May 30th, 1563: Danish ships attack the Swedish at Bornholm, they are driven back before any casualties or damage was done.

July 27th, 1563: Denmark sends ambasators from Germany to try to negotiate a deal. King Erik XIV realises that to ignore them would be near suicide, so he sends a few diplomats to try to work out a deal. None is made, with the diplomats decsending into an argument, but it attracts the attention of many neighboring states, especially Holstein-Gottorp.

August 1563: War is declared by Denmark. 

Later in August: Denmark closes in Älvsborg. The Swedish, in a sort of gamble, move the Mars, Sweden's foremost battleship, into the battle. Sweden loses the battle, but moves on to Halmstad, with a victory there.
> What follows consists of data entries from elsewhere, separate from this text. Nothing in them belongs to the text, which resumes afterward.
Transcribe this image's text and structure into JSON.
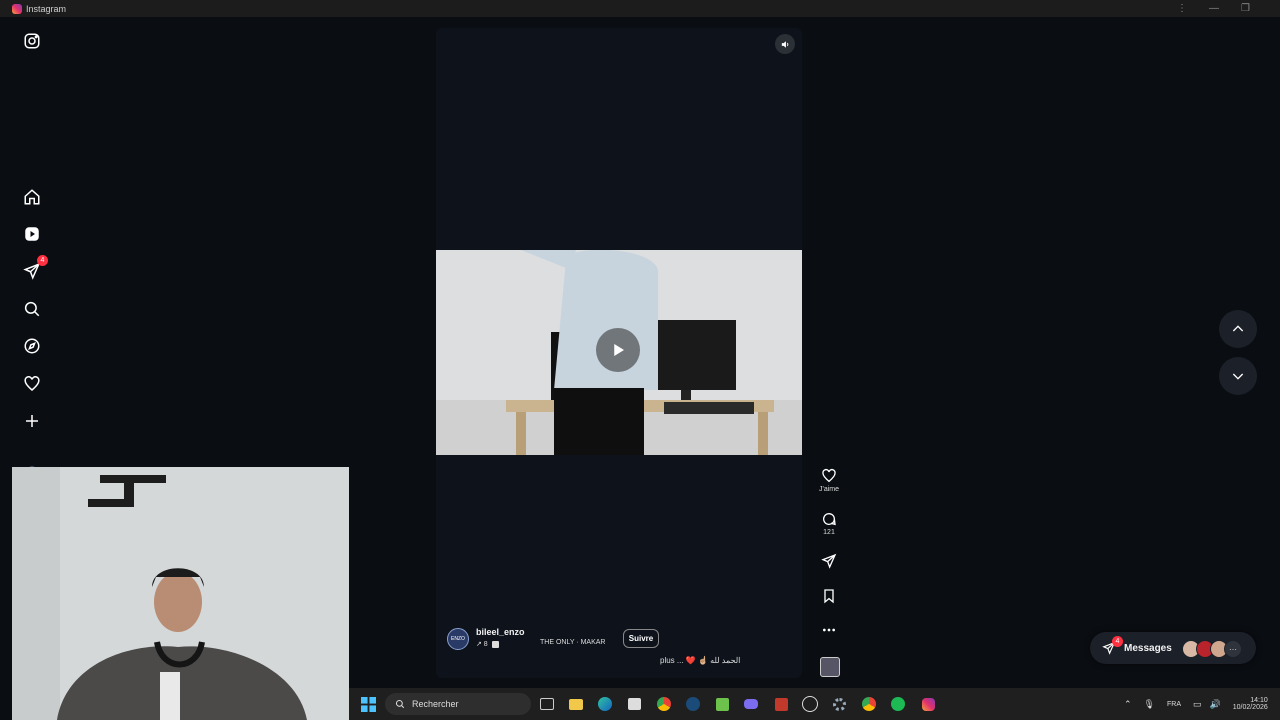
{
  "window": {
    "title": "Instagram"
  },
  "sidebar": {
    "items": [
      {
        "name": "instagram-logo-icon"
      },
      {
        "name": "home-icon"
      },
      {
        "name": "reels-icon"
      },
      {
        "name": "messages-icon",
        "badge": "4"
      },
      {
        "name": "search-icon"
      },
      {
        "name": "explore-icon"
      },
      {
        "name": "notifications-icon"
      },
      {
        "name": "create-icon"
      },
      {
        "name": "profile-avatar"
      }
    ]
  },
  "reel": {
    "username": "bileel_enzo",
    "avatar_text": "ENZO",
    "sub_label": "↗ 8",
    "audio": "THE ONLY · MAKAR",
    "follow_label": "Suivre",
    "caption": "plus ... ❤️ ☝🏼 الحمد لله"
  },
  "actions": {
    "like_label": "J'aime",
    "comments_count": "121"
  },
  "messages": {
    "label": "Messages",
    "badge": "4"
  },
  "taskbar": {
    "search_placeholder": "Rechercher",
    "lang": "FRA",
    "time": "14:10",
    "date": "10/02/2026"
  },
  "colors": {
    "background": "#0a0d12",
    "badge": "#ff3040",
    "accent": "#e1306c"
  }
}
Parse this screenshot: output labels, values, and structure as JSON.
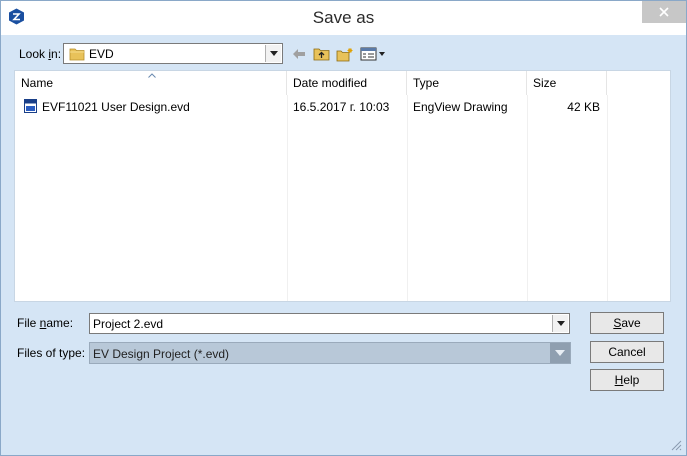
{
  "window": {
    "title": "Save as"
  },
  "lookin": {
    "label_pre": "Look ",
    "label_accel": "i",
    "label_post": "n:",
    "value": "EVD"
  },
  "columns": {
    "name": "Name",
    "date_modified": "Date modified",
    "type": "Type",
    "size": "Size"
  },
  "files": [
    {
      "name": "EVF11021 User Design.evd",
      "date_modified": "16.5.2017 г. 10:03",
      "type": "EngView Drawing",
      "size": "42 KB"
    }
  ],
  "filename": {
    "label_pre": "File ",
    "label_accel": "n",
    "label_post": "ame:",
    "value": "Project 2.evd"
  },
  "filetype": {
    "label": "Files of type:",
    "value": "EV Design Project (*.evd)"
  },
  "buttons": {
    "save_accel": "S",
    "save_rest": "ave",
    "cancel": "Cancel",
    "help_accel": "H",
    "help_rest": "elp"
  },
  "icons": {
    "app": "engview-app-icon",
    "back": "back-arrow-icon",
    "up": "up-folder-icon",
    "new_folder": "new-folder-icon",
    "view_menu": "view-menu-icon"
  },
  "colors": {
    "dialog_bg": "#d5e5f5",
    "accent": "#1a4fa0"
  }
}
September 11, 1563: The Danish fleet closes in on Öland Island, but instead, at the last minute, use the fleet as a defensive measure, fearing foreign intervention. Öland remains in Swedish hands.

December 1563: Calude Collart, with his efforts hastened by the war, tries to find the Swedish kind a wife. Kristina, the daughter of the bard of Holstein-Gottorp, marries the king on December 15th.

January 31, 1563: The Danish and Poland-Lithuanian forces in Copenhagen are assaulted by a large Swedish attack force there. Norwegan troops build at the Swedish border, but are unwilling to attack.

February 2, 1563: Swedish forces retreat from Copenhagen. They think they are heading back to Sweden, but high command tells them to secretly land in Poland-Lithuania.

February-August, 1564: Fighting settles down. The Swedish in Poland-Lithuania live on an abandoned beach, while Swedish forces line Norway and Älvsborg. Denmark tries to summon up as many troops as it can to guard Copenhagen, while some are diverted to watch the Swedish border.

August 16, 1564: Swedish forces in Poland-Lithuanian forces are told where they are. They were ordered to burn fields, and wreak havok on towns, giving them ultimatums to either owe their allegiance to Sweden or be taken as POW's. Meanwhile, Swedish forces near Norway try to break through Norwegian lines. Some reach Trondheim, where they treat the natives with respect, earning their respect and allegiance.

December 19th, 1564: Swedish forces have burned the farmlands to dust in Poland-Lithuania, killing it's economy. The professional soldiers in Copenhagen leave, since they have no money to pay for their services. The Swedish forces control most of the countryside, though the Polish-Lithuanian army has liberated many cites.

December 31, 1564: The coalition marches on Copenhagen, capturing it, and surrendering it to the Swedes. Poland-Lithuania surrenders soon after, reducing the nation to a small state towards the west. Sweden renames its realm "Kalmar," but with its capital at Stockholm and with equal representation by the many people of the Union.